Tuesday, July 3, 2007

I really never thought I'd have to give advice on this.

I honestly never thought that this would be advice that I would give, but after slush letter #5 that made this mistake, I feel that I ought to bring it to your attention.

Writers. When you include your SASEs in your query letters, do us both a favor.

Address it to yourself.

Not to us.

I don’t need to get the rejection letter than I sent you.

You people think I’m kidding. I’m not kidding. This is the fifth SASE I’ve gotten addressed to the publishing house, listing the person’s own address as the return address.

Don’t do it.

3 comments:

LindaBudz said...

Oh, my. What part of "self addressed" do these poor folks not understand? Though I guess it could be chalked up to nerves ... it can be terrifying to send your ms out into the world!

Taking you up on the "I'm happy to answer questions" portion of your profile: What is the process for reviewing agented submissions at your house?

Presumably they are sent to a specific editor. Do assistants read them first? If so, do they have final say if it's a "no" or do they pass them all on to the editor with recommendations? If the original editor likes the submission but thinks it might be better for someone else at the house, does he/she pass it along? Etc.
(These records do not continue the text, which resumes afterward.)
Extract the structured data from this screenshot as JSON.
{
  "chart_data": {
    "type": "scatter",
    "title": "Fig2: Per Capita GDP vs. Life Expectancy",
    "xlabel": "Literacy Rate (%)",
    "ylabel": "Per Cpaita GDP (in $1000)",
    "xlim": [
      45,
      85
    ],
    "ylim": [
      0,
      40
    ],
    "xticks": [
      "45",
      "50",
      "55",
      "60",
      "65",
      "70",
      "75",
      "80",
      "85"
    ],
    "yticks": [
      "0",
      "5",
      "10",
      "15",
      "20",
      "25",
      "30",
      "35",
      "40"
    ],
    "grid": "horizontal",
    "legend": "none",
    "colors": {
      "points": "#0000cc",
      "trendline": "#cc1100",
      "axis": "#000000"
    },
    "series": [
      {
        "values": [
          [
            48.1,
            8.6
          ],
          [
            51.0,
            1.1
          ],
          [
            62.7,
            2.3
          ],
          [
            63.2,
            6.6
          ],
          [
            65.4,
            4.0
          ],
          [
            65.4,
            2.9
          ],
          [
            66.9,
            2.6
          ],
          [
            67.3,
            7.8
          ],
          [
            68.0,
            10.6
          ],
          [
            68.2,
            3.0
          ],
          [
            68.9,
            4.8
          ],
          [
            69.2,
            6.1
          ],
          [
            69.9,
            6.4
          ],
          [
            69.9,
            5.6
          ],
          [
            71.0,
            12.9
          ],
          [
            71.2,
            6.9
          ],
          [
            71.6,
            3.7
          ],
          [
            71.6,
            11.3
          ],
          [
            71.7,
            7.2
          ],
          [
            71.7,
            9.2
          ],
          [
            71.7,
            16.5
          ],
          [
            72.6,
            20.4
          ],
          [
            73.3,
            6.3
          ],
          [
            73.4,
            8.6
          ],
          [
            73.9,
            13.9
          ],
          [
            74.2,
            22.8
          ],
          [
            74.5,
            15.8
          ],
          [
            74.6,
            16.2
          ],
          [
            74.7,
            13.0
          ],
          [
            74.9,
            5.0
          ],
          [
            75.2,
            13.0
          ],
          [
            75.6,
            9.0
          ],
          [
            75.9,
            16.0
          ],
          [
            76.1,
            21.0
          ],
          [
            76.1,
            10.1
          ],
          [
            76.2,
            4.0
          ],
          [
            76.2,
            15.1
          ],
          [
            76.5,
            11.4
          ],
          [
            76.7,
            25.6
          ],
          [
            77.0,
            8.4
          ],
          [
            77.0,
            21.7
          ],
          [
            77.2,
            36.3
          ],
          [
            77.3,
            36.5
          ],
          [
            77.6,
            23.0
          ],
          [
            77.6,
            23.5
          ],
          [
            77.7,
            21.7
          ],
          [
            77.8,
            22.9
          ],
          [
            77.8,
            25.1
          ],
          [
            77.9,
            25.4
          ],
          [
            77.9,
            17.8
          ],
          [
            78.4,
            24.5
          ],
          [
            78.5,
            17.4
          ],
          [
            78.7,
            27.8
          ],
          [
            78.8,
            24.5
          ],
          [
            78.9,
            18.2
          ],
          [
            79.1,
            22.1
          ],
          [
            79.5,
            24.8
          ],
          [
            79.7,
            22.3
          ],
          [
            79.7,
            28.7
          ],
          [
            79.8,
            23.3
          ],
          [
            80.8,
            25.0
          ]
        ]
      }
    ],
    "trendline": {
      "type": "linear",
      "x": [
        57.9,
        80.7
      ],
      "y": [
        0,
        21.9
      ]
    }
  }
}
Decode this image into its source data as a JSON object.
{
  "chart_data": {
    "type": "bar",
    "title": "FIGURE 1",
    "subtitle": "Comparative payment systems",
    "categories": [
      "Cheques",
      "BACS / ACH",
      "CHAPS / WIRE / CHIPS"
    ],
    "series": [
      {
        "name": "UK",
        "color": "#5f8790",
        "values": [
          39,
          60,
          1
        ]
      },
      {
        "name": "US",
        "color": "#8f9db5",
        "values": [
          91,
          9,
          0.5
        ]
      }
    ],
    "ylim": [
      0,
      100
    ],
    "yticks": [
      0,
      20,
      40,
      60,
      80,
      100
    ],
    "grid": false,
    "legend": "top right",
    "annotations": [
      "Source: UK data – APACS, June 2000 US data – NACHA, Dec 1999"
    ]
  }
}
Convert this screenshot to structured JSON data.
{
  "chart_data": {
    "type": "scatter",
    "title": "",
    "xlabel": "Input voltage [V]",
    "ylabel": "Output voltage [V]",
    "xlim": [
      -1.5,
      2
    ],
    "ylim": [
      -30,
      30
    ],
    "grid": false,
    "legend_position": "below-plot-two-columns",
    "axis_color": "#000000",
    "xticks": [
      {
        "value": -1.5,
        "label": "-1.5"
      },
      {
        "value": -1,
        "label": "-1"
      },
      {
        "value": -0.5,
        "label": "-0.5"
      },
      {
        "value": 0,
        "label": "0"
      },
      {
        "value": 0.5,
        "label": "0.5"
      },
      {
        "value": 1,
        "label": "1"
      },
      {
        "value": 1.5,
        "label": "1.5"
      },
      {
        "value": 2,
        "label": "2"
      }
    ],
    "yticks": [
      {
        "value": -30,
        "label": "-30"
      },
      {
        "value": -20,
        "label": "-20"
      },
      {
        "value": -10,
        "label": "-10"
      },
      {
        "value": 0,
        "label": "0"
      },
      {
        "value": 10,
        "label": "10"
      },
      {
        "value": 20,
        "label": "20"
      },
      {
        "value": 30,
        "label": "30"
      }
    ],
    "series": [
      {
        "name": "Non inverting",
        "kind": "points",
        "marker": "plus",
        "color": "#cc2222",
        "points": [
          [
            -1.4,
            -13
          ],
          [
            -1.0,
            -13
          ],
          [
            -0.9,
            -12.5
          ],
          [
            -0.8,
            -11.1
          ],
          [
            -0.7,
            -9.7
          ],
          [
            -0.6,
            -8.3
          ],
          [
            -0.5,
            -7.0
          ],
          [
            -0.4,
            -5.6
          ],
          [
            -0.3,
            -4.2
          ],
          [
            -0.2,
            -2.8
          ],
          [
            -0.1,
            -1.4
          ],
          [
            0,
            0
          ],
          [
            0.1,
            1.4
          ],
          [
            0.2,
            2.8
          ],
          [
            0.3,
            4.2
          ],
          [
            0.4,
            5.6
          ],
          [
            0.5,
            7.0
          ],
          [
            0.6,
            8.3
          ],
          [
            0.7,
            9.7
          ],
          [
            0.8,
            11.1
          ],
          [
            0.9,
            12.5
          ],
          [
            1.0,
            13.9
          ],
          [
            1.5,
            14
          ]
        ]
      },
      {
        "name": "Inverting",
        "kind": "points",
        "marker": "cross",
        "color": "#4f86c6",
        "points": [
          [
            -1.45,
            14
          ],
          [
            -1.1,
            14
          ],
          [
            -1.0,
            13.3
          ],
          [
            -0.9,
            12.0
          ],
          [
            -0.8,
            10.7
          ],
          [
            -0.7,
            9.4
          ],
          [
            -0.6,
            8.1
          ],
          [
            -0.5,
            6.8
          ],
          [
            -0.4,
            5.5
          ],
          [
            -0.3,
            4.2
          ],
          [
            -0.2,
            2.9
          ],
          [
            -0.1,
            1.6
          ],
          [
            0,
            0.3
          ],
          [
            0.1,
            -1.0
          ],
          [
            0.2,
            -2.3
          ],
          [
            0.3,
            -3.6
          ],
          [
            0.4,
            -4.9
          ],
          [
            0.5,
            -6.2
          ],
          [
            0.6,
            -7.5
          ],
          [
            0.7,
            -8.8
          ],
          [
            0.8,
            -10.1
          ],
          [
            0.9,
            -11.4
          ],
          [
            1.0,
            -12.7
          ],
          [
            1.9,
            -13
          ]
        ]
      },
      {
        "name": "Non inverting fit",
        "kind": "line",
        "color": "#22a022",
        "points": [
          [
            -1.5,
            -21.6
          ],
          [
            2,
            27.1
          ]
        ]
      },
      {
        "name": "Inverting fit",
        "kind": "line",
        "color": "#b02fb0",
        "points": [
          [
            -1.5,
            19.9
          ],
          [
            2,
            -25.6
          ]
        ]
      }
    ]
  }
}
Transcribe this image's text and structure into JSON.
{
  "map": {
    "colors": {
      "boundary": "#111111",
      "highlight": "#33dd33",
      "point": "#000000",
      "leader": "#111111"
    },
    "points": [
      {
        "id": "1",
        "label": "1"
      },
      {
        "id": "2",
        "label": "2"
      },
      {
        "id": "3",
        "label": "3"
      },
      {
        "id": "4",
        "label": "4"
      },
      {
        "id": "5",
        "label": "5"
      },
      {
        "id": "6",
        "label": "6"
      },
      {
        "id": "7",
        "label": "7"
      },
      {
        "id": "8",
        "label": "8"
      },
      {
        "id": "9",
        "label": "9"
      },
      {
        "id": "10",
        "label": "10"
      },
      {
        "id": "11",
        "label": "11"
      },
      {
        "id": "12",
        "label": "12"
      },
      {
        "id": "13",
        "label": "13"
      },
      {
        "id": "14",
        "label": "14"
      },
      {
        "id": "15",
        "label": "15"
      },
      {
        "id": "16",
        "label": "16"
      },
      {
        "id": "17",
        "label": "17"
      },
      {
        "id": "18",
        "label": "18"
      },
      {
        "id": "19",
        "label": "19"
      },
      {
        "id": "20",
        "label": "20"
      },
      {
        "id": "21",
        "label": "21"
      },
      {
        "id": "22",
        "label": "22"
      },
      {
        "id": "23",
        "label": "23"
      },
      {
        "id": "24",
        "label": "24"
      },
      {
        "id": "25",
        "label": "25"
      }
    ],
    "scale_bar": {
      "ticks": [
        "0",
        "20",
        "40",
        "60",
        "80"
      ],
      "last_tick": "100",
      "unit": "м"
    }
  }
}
Any insights you can give would be much appreciated!

And thanks for the blog!

stacy said...

I've gotten those from time to time, too. I have actually gotten so mad at one, thinking it was the author sending me back my rejection letter, that I wrote a blog post ranting about how unprofessional that behavior was. Then I saw the postmark, and realized it was something I'd rejected several days before. I felt chagrinned enough at my earlier ranting that I put his rejection in a new envelope with a note saying he might want to watch that, but most days I wouldn't have.

Critical Misses E. said...

I'll admit, I caught myself doing the same thing a time or two. I - believe - I caught all of them before putting them in the mail, but I might be wrong.

In my case anyway, it was simple absentmindedness. I was querying four different MSs at the time, and I'd sometimes forget if I was making out the outside envelope or the SASE. Of course, that's the rub of using almost identical envelopes for both.